Combatting Interoperability Failure, No More Patients Killed by Friendly Fire? - Cover

Combatting Interoperability Failure, No More Patients Killed by Friendly Fire?

Are organizations hoarding? Unwilling to share? Uncooperative? Heartless? When referring to the sharing of patient clinical records, are we talking about EHR vendors, acute care provider organizations, family practice doctors, or HIEs? It doesn’t matter much if the patient dies as a result of not sharing records. In September of 2014, many of the largest EMR vendors challenged KLAS to step up and be the Switzerland of interoperability to help speed up plug-and-play clinical exchange that effortlessly slides into the clinician workflow. Accepting the assignment with trepidation, KLAS will use key findings from over 240 recent healthcare provider interviews as a catalyst for actionable solutions at the KLAS Keystone Summit, Oct. 1–2.

The presidents of key EHR software suppliers will convene at the summit to collaborate and then commit to a measurable action plan that will speed up interoperability.
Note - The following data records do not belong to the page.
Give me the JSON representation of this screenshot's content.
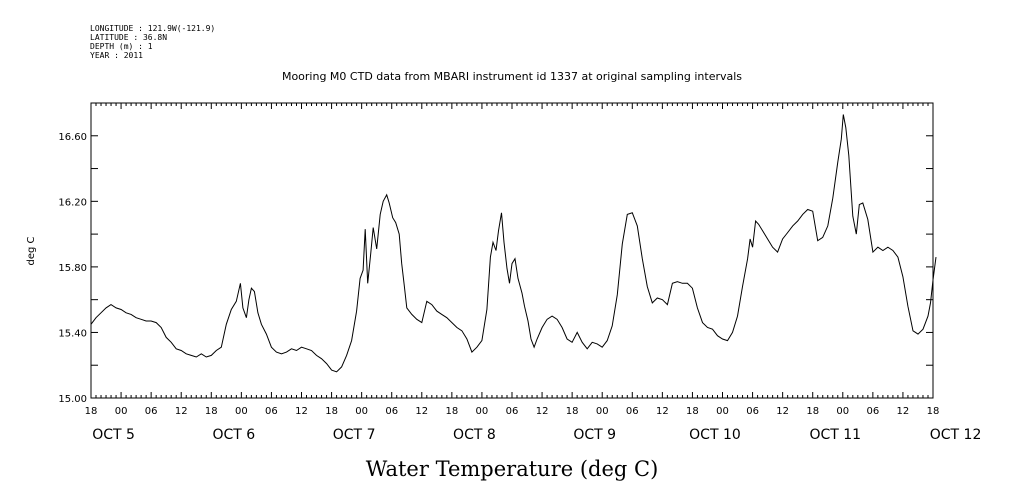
{
  "header": {
    "metadata": [
      "LONGITUDE : 121.9W(-121.9)",
      "LATITUDE : 36.8N",
      "DEPTH (m) : 1",
      "YEAR : 2011"
    ]
  },
  "chart_data": {
    "type": "line",
    "title": "Mooring M0 CTD data from MBARI instrument id 1337 at original sampling intervals",
    "xlabel": "Water Temperature (deg C)",
    "ylabel": "deg C",
    "ylim": [
      15.0,
      16.8
    ],
    "y_ticks": [
      "15.00",
      "15.40",
      "15.80",
      "16.20",
      "16.60"
    ],
    "x_hour_ticks": [
      "18",
      "00",
      "06",
      "12",
      "18",
      "00",
      "06",
      "12",
      "18",
      "00",
      "06",
      "12",
      "18",
      "00",
      "06",
      "12",
      "18",
      "00",
      "06",
      "12",
      "18",
      "00",
      "06",
      "12",
      "18",
      "00",
      "06",
      "12",
      "18"
    ],
    "x_day_labels": [
      "OCT  5",
      "OCT  6",
      "OCT  7",
      "OCT  8",
      "OCT  9",
      "OCT 10",
      "OCT 11",
      "OCT 12"
    ],
    "x_range_hours": [
      -6,
      162
    ],
    "x_unit": "hours since 2011-10-05 00:00",
    "grid": false,
    "series": [
      {
        "values": [
          [
            -6,
            15.45
          ],
          [
            -5,
            15.49
          ],
          [
            -4,
            15.52
          ],
          [
            -3,
            15.55
          ],
          [
            -2,
            15.57
          ],
          [
            -1,
            15.55
          ],
          [
            0,
            15.54
          ],
          [
            1,
            15.52
          ],
          [
            2,
            15.51
          ],
          [
            3,
            15.49
          ],
          [
            4,
            15.48
          ],
          [
            5,
            15.47
          ],
          [
            6,
            15.47
          ],
          [
            7,
            15.46
          ],
          [
            8,
            15.43
          ],
          [
            9,
            15.37
          ],
          [
            10,
            15.34
          ],
          [
            11,
            15.3
          ],
          [
            12,
            15.29
          ],
          [
            13,
            15.27
          ],
          [
            14,
            15.26
          ],
          [
            15,
            15.25
          ],
          [
            16,
            15.27
          ],
          [
            17,
            15.25
          ],
          [
            18,
            15.26
          ],
          [
            19,
            15.29
          ],
          [
            20,
            15.31
          ],
          [
            21,
            15.45
          ],
          [
            22,
            15.54
          ],
          [
            23,
            15.59
          ],
          [
            23.8,
            15.7
          ],
          [
            24.3,
            15.55
          ],
          [
            25,
            15.49
          ],
          [
            25.5,
            15.6
          ],
          [
            26,
            15.67
          ],
          [
            26.6,
            15.65
          ],
          [
            27.3,
            15.52
          ],
          [
            28,
            15.45
          ],
          [
            29,
            15.39
          ],
          [
            30,
            15.31
          ],
          [
            31,
            15.28
          ],
          [
            32,
            15.27
          ],
          [
            33,
            15.28
          ],
          [
            34,
            15.3
          ],
          [
            35,
            15.29
          ],
          [
            36,
            15.31
          ],
          [
            37,
            15.3
          ],
          [
            38,
            15.29
          ],
          [
            39,
            15.26
          ],
          [
            40,
            15.24
          ],
          [
            41,
            15.21
          ],
          [
            42,
            15.17
          ],
          [
            43,
            15.16
          ],
          [
            44,
            15.19
          ],
          [
            45,
            15.26
          ],
          [
            46,
            15.35
          ],
          [
            47,
            15.53
          ],
          [
            47.7,
            15.73
          ],
          [
            48.3,
            15.78
          ],
          [
            48.7,
            16.03
          ],
          [
            49.2,
            15.7
          ],
          [
            49.8,
            15.88
          ],
          [
            50.3,
            16.04
          ],
          [
            51,
            15.91
          ],
          [
            51.7,
            16.12
          ],
          [
            52.3,
            16.2
          ],
          [
            53,
            16.24
          ],
          [
            53.5,
            16.19
          ],
          [
            54.2,
            16.1
          ],
          [
            54.8,
            16.07
          ],
          [
            55.5,
            16.0
          ],
          [
            56,
            15.82
          ],
          [
            56.5,
            15.69
          ],
          [
            57,
            15.55
          ],
          [
            58,
            15.51
          ],
          [
            59,
            15.48
          ],
          [
            60,
            15.46
          ],
          [
            61,
            15.59
          ],
          [
            62,
            15.57
          ],
          [
            63,
            15.53
          ],
          [
            64,
            15.51
          ],
          [
            65,
            15.49
          ],
          [
            66,
            15.46
          ],
          [
            67,
            15.43
          ],
          [
            68,
            15.41
          ],
          [
            69,
            15.36
          ],
          [
            70,
            15.28
          ],
          [
            71,
            15.31
          ],
          [
            72,
            15.35
          ],
          [
            73,
            15.54
          ],
          [
            73.7,
            15.86
          ],
          [
            74.2,
            15.95
          ],
          [
            74.8,
            15.9
          ],
          [
            75.3,
            16.02
          ],
          [
            75.9,
            16.13
          ],
          [
            76.4,
            15.95
          ],
          [
            77,
            15.79
          ],
          [
            77.5,
            15.7
          ],
          [
            78,
            15.82
          ],
          [
            78.6,
            15.85
          ],
          [
            79.2,
            15.73
          ],
          [
            80,
            15.64
          ],
          [
            80.5,
            15.56
          ],
          [
            81.2,
            15.47
          ],
          [
            81.8,
            15.36
          ],
          [
            82.4,
            15.31
          ],
          [
            83,
            15.36
          ],
          [
            84,
            15.43
          ],
          [
            85,
            15.48
          ],
          [
            86,
            15.5
          ],
          [
            87,
            15.48
          ],
          [
            88,
            15.43
          ],
          [
            89,
            15.36
          ],
          [
            90,
            15.34
          ],
          [
            91,
            15.4
          ],
          [
            92,
            15.34
          ],
          [
            93,
            15.3
          ],
          [
            94,
            15.34
          ],
          [
            95,
            15.33
          ],
          [
            96,
            15.31
          ],
          [
            97,
            15.35
          ],
          [
            98,
            15.44
          ],
          [
            99,
            15.63
          ],
          [
            100,
            15.94
          ],
          [
            101,
            16.12
          ],
          [
            102,
            16.13
          ],
          [
            103,
            16.05
          ],
          [
            104,
            15.85
          ],
          [
            105,
            15.68
          ],
          [
            106,
            15.58
          ],
          [
            107,
            15.61
          ],
          [
            108,
            15.6
          ],
          [
            109,
            15.57
          ],
          [
            110,
            15.7
          ],
          [
            111,
            15.71
          ],
          [
            112,
            15.7
          ],
          [
            113,
            15.7
          ],
          [
            114,
            15.67
          ],
          [
            115,
            15.55
          ],
          [
            116,
            15.46
          ],
          [
            117,
            15.43
          ],
          [
            118,
            15.42
          ],
          [
            119,
            15.38
          ],
          [
            120,
            15.36
          ],
          [
            121,
            15.35
          ],
          [
            122,
            15.4
          ],
          [
            123,
            15.5
          ],
          [
            124,
            15.68
          ],
          [
            125,
            15.85
          ],
          [
            125.5,
            15.97
          ],
          [
            126,
            15.92
          ],
          [
            126.6,
            16.08
          ],
          [
            127.2,
            16.06
          ],
          [
            128,
            16.02
          ],
          [
            129,
            15.97
          ],
          [
            130,
            15.92
          ],
          [
            131,
            15.89
          ],
          [
            132,
            15.97
          ],
          [
            133,
            16.01
          ],
          [
            134,
            16.05
          ],
          [
            135,
            16.08
          ],
          [
            136,
            16.12
          ],
          [
            137,
            16.15
          ],
          [
            138,
            16.14
          ],
          [
            139,
            15.96
          ],
          [
            140,
            15.98
          ],
          [
            141,
            16.05
          ],
          [
            142,
            16.22
          ],
          [
            143,
            16.44
          ],
          [
            143.7,
            16.58
          ],
          [
            144.1,
            16.73
          ],
          [
            144.6,
            16.65
          ],
          [
            145.2,
            16.48
          ],
          [
            146,
            16.11
          ],
          [
            146.7,
            16.0
          ],
          [
            147.3,
            16.18
          ],
          [
            148,
            16.19
          ],
          [
            149,
            16.09
          ],
          [
            150,
            15.89
          ],
          [
            151,
            15.92
          ],
          [
            152,
            15.9
          ],
          [
            153,
            15.92
          ],
          [
            154,
            15.9
          ],
          [
            155,
            15.86
          ],
          [
            156,
            15.74
          ],
          [
            157,
            15.56
          ],
          [
            158,
            15.41
          ],
          [
            159,
            15.39
          ],
          [
            160,
            15.42
          ],
          [
            161,
            15.5
          ],
          [
            161.5,
            15.58
          ],
          [
            162,
            15.72
          ],
          [
            162.6,
            15.86
          ]
        ]
      }
    ]
  }
}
A number of industry leaders (like Micky Tripathi; John Halamka, MD; Daniel Nigrin, MD; and Stan Huff, MD) will help moderate, lead, and motivate the vendor participants to get to a summit parchment bearing the signatures of those willing to be measured in a realistic way, dramatically moving the industry forward. Vendor executives looking over KLAS’ shoulder for the recent study and participating in the summit include Jonathan Bush (athenahealth), Paul Black (Allscripts), Zane Burke (Cerner), and Judy Faulkner (Epic). Also willing to lead out in the summit will be Girish Kumar (eClinicalWorks), Jan De Witt (GE Healthcare), Tee Green (Greenway), Chris Bauleke (Healthland), Pat Blake (McKesson), Hoda Sayed-Friel (MEDITECH), Craig Herrod (MEDHOST), and Rusty Frantz (NextGen Healthcare), adding their voices and anxious to step up.

Accusations of foot-dragging, selfish business goals and misplaced priorities aimed at providers, vendors, government HIEs, and even the government itself fly across the wire and pop up on Twitter feeds. To remove the mist and gain some clarity, CHIME has partnered with KLAS on this challenging undertaking and will carry the study findings to Congress and other governmental agencies to provide some transparency. The willingness and commitment of seriously competitive vendors to come together to solve this challenge is a landmark event that should be applauded and forward the aim of no more patients killed or injured by friendly fire. Congress and federal agencies are likely to cheer when they know such action is voluntarily taken. Let’s get out of our own way and solve this problem.